In pursuit of the fiction that none of this had anything to do with him, Adams had given Storey the job of finding out what had happened to Mrs McConville, who had been involved in her disappearance and, most importantly, where her remains had been buried.

This was at a point in the peace process when clearing up the issue of the ‘disappeared’ had assumed urgency and priority, so much so that Bill Clinton had taken sides in favour of justice for the disappeared.

For Adams to ask Storey to find out what happened to Jean McConville was like Stalin asking Beria to discover who gave the order to bury an icepick in Trotsky’s skull. Gerry knew, and knows more about what happened to Jean McConville and why, and who was involved in her ‘disappearance’ and how, than anyone still living.

When Storey went to interview Dolours Price he was, according to her account to me, astonished to hear her side of the story, which was of course that Gerry had given the order to ‘the unknowns’ to send Jean McConville to her maker. Clearly Gerry had denied all knowledge and put the blame on others, especially Ivor Bell, a line the British state and their police chiefs dutifully followed in later years.

From that point on ‘Big’ Bobby knew the truth but it didn’t seem to faze him in the slightest or raise doubts in his mind about his leader, who he continued to serve unquestioningly and, in terms of his intelligence work, very effectively.

But he must have known, or at least strongly suspected that Gerry had lied to him about Jean McConville and in the process laid the blame for his actions onto comrades. In that respect he was the Big Lad’s patsy, or maybe his Beria would be nearer the mark.

7 responses to “Bobby Storey Was Gerry Adams’ Beria

  1. Pingback: Bobby Storey Was Gerry Adams’ Beria | The Broken Elbow | Tomás Ó Flatharta

  2. Come on Ed to compare Bobby Storey with Beria is rediculus the latter was a mass murderer I doubt even Storey’s enemies would claim that.

  3. William Denis Hanley

    The never ending pursuit by some people to throw mud at Mr Adams is an obsession which will never be satisfied. But yet these people continue down this path. Maybe a different focus in life would be more productive, but this is not their aim. How sad is that ?

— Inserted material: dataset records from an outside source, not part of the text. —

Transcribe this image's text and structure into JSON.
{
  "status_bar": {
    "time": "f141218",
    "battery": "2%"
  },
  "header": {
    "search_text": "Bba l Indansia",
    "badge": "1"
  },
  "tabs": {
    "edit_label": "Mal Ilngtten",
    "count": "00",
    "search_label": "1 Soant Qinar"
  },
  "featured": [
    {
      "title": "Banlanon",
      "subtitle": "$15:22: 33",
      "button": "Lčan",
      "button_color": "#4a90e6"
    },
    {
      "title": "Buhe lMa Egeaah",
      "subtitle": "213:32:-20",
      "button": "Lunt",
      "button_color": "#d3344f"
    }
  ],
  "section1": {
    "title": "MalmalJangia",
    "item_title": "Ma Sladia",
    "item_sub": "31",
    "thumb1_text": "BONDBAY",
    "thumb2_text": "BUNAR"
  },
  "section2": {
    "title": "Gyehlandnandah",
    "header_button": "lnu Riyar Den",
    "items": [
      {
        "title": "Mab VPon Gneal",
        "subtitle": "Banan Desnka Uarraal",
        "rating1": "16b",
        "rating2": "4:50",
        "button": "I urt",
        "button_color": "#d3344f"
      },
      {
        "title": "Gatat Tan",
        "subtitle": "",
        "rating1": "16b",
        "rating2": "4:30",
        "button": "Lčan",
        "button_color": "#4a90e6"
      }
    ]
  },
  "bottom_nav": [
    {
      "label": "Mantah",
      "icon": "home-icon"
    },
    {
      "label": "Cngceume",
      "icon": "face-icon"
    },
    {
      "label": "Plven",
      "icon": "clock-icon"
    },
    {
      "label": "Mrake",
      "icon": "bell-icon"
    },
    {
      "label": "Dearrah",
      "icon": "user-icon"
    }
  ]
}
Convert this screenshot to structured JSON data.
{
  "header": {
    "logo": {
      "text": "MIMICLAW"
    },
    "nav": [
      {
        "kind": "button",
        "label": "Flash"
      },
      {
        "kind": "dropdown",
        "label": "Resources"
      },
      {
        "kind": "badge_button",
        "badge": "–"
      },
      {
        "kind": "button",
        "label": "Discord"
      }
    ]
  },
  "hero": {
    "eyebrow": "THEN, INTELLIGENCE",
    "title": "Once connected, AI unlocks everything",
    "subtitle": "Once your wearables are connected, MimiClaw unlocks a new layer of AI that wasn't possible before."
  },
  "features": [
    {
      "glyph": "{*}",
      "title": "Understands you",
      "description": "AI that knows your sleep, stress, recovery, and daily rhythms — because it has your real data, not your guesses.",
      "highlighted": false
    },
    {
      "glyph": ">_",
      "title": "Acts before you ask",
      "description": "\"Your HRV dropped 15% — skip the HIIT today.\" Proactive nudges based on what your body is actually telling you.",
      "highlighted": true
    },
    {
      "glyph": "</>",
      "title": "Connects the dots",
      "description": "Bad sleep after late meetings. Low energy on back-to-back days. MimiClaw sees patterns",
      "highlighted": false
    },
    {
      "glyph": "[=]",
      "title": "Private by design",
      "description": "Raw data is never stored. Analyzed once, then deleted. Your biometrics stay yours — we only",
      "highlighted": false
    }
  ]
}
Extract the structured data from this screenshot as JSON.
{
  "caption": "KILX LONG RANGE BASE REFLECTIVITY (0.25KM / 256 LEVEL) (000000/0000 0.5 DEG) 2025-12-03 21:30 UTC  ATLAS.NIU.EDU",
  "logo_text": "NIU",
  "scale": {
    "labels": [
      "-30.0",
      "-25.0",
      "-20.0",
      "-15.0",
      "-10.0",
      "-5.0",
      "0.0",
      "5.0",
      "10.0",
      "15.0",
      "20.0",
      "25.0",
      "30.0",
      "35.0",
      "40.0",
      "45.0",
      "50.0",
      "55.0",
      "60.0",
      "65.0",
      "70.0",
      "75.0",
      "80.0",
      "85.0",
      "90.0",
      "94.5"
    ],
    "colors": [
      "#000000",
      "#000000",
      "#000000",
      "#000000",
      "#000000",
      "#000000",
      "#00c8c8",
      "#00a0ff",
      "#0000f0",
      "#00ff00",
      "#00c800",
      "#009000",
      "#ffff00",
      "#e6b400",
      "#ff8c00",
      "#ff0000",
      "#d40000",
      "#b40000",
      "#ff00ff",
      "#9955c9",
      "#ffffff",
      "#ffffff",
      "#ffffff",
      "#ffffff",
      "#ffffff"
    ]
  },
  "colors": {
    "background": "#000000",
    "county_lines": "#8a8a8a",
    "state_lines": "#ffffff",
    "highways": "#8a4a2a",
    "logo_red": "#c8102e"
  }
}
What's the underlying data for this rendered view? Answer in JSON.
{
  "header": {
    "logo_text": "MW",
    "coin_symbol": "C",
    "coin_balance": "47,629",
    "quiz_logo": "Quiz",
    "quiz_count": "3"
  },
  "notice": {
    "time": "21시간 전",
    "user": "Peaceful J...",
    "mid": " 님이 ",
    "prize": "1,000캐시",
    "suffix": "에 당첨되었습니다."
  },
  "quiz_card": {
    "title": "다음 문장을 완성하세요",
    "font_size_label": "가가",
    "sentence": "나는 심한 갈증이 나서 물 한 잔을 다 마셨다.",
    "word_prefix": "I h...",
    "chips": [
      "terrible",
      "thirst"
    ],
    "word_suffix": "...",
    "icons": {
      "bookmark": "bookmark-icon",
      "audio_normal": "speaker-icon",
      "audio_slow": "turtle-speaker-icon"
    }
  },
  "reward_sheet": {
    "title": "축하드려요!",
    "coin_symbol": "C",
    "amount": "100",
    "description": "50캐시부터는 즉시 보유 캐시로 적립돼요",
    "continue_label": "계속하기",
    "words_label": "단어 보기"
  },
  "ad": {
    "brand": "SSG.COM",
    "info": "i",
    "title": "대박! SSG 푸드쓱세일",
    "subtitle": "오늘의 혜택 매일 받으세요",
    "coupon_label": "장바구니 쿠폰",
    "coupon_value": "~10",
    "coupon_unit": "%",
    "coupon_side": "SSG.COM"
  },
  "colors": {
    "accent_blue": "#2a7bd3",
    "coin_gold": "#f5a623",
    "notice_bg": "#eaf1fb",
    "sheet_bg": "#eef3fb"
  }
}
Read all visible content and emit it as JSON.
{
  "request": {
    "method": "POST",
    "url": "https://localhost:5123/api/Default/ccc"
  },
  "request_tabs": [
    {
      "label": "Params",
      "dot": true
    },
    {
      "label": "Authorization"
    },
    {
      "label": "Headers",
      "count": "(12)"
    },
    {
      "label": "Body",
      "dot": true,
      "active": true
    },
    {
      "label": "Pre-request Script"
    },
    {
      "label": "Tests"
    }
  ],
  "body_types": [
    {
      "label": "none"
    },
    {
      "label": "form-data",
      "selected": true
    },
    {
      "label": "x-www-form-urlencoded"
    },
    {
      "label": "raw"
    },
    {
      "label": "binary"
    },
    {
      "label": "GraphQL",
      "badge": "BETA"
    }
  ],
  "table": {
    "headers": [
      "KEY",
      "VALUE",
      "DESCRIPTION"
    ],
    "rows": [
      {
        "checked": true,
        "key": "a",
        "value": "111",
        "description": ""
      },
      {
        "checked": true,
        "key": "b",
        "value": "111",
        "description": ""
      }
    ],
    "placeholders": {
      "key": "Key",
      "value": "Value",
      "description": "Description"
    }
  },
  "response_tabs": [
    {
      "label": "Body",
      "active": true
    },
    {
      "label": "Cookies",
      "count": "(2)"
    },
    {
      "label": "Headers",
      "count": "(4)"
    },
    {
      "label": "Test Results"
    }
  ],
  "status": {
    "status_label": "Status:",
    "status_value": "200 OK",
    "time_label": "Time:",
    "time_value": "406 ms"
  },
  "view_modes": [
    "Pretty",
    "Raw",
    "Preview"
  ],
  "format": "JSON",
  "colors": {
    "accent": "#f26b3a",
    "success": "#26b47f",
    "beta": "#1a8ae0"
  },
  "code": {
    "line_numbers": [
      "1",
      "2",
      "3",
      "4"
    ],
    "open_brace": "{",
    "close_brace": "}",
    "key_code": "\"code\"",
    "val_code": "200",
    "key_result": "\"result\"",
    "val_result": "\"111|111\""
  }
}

  4. So I assuming that Mr. Hanley believes Adams was never in the IRA, and was in jail at the time Jean McConvilles went missing? That Dolores Price, Brenda Hughes are liars? Must be the same type of person who believed Richard Nix when he said he was not a crook. I supposed if Gerry told him he has never worn glasses, had a beard and never been to Belfast in his life he would believe that as well.